I remember the Dick Van Dyke show where Rob Petrie was talking to an investigating officer and as the conversation wound down, he added "Mark 7." The cop thought he was nuts.My parents are the REAL age for Mark VII -- 80ish -- and they still talk about the episode where Frank took his snazzy new vinyl raincoat out of its snug packaging and then couldn't rewrap it tight enough to fit in back in the envelope. Too bad this episode, "The Big Mailman," isn't on DVD. It would be a fun gift for Mother and Dad.
loh woman- I know what you mean, but that's why I posted the color version of the Mark VII thingie. I found the black and white version of it too, from the early fifties. No one that's familiar with that version is ever on the internet tubes, eh?

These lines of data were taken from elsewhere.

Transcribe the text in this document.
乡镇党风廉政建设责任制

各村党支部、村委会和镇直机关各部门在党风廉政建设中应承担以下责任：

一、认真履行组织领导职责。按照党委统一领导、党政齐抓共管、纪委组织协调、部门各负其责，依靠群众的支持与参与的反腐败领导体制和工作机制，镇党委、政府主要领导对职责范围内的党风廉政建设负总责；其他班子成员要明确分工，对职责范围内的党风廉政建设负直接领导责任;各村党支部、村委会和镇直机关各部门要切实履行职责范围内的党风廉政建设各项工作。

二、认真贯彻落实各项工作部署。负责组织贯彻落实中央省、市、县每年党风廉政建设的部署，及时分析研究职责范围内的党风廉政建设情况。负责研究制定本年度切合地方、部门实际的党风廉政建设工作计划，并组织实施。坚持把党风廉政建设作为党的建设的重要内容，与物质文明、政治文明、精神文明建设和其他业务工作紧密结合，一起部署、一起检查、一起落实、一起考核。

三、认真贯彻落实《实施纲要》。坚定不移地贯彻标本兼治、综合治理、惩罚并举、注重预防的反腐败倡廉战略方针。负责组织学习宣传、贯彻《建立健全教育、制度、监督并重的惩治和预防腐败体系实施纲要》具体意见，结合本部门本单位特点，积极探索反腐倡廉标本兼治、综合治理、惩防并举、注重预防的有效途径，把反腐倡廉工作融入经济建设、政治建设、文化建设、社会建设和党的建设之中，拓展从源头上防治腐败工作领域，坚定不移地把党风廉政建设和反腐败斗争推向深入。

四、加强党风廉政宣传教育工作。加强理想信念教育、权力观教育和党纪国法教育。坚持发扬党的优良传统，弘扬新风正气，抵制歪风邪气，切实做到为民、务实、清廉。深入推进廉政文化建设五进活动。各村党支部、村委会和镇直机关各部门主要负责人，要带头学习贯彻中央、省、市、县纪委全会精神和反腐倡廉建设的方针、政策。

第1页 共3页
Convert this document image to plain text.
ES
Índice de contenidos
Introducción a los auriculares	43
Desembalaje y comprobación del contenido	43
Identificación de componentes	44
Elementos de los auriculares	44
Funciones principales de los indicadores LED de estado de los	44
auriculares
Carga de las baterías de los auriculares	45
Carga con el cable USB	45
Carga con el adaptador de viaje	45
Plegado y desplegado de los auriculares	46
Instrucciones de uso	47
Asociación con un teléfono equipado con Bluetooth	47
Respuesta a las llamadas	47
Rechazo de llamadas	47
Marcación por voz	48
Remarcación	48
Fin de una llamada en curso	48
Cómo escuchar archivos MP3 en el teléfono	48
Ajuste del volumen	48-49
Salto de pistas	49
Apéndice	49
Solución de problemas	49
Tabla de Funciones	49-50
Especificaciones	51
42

So this isn't Jack Webb's production company logo, then? Ah, well, I have limited knowledge about popular culture after the mid-1980s, which is when I quit watching TV with any regularity. I do know quite a bit about William Powell movies, though. And even if the dialogue seems stilted, it sure was said with savoir faire.
Hi lohwoman- I'm sorry, I've confused the issue.Mark VII is indeed Jack Webb's production company. I'm told that those are Jack Webb's actual hands holding the mallet and striking the mold as well. The version I posted is not the original version is all I meant to say. The original is in black and white. The color version is from around 1966 or 1967, I believe. One of the nicest compliments anyone ever paid me is calling me the "William Powell of the Internet." My sixth grade son and I watch Thin Man movies all the time.
William Powell is someone I would hope to encounter in heaven so I can tell him that I became a huge fan of his work 70 years after he did it. It's hard to believe that he was also a star in silent films, isn't it? My husband can lust after Myrna Loy ("She even looks good in waders") while I sigh over Bill.